Derrière son aspect de film nonchalant, naturaliste et fait de « rien », Les Petites Fugues est une chronique rurale doucement burlesque, à sa manière, doucement crépusculaire, à sa manière, doucement plein de choses « à sa manière », qui lui confère une identité unique. Tendrement mélancolique par exemple, alors que la douceur est le moteur de son aventure humaine à la composition fragile, sensible, dramatique et drolatique. Autant de qualificatifs qui teintent la prestation fabuleuse d’un immense Michel Robin dans l’un de ses plus beaux rôles. Les Petites Fugues alterne séquences criantes de véracité sur le monde agricole dépeint avec une immense justesse, et scènes touchées par la grâce. Sous l’œil de ce bon vieux Pipe, l’histoire d’une évolution à la fois personnelle et universelle. Il découvre sur le tard la liberté, l’ivresse de la vie vécue, les rêves, alors qu’autour de lui, son ancestral milieu de toujours change, la société change, elle évolue, elle se transforme. Trop vite peut-être pour lui, le déraciné qui contemple d’un œil étonné cette métamorphose sonnant comme le glas d’une époque, de son époque. Les vieilles fermes d’antan cèdent leur place aux exploitations agricoles, l’agriculture traditionnelle s’étiole au profit du rendement économique, les machines remplacent les vieux outils, les réorganisations structurelles effacent les liens humains. Et Pipe le paysan est le témoin de ces bouleversements auxquels il essaie d’échapper en s’abandonnant à ses « petites fugues » motorisées qui lui ouvrent un monde nouveau.

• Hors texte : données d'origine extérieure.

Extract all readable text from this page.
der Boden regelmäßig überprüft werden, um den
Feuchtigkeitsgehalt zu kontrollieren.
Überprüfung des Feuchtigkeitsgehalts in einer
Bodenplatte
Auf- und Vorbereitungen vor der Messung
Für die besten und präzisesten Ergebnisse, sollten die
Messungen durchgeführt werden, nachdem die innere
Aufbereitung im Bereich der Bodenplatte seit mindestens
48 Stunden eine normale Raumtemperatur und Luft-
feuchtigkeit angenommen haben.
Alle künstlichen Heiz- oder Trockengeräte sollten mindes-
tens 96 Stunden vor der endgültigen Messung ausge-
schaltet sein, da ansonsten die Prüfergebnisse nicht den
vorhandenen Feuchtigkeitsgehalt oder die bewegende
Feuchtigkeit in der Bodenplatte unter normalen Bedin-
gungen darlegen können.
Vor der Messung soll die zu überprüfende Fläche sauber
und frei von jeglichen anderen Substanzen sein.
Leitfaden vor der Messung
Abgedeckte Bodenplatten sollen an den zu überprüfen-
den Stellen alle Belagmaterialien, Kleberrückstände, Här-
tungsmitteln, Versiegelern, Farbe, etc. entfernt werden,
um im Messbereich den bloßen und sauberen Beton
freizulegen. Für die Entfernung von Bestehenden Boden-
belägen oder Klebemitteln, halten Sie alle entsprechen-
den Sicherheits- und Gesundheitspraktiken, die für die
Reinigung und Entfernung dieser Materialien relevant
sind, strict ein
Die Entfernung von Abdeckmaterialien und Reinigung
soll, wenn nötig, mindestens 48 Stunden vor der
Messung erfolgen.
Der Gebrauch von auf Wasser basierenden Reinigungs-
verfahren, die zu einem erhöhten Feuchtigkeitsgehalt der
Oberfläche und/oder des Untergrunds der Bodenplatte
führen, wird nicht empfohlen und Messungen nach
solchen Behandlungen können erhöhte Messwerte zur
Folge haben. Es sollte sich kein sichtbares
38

Frappé par une intense délicatesse émouvante voire bouleversante, par un naturalisme magnifique sublimant sans excès un microcosme niché au milieu de paysages formant un cadre réduit à ciel-ouvert, et narré avec un œil d’une grande sensibilité envers un milieu pittoresque observé avec une belle acuité respectueuse, Les Petites Fugues allie un délicieux lyrisme poétique et une authenticité magistrale qui vient rappeler à quel point Yves Yersin était avant tout un brillant documentariste-ethnographe. Une chronique « dé-paysante », certes exigeante par sa lenteur, mais touchant les cœurs dans un abandon doux-amer d’une subtilité fascinante.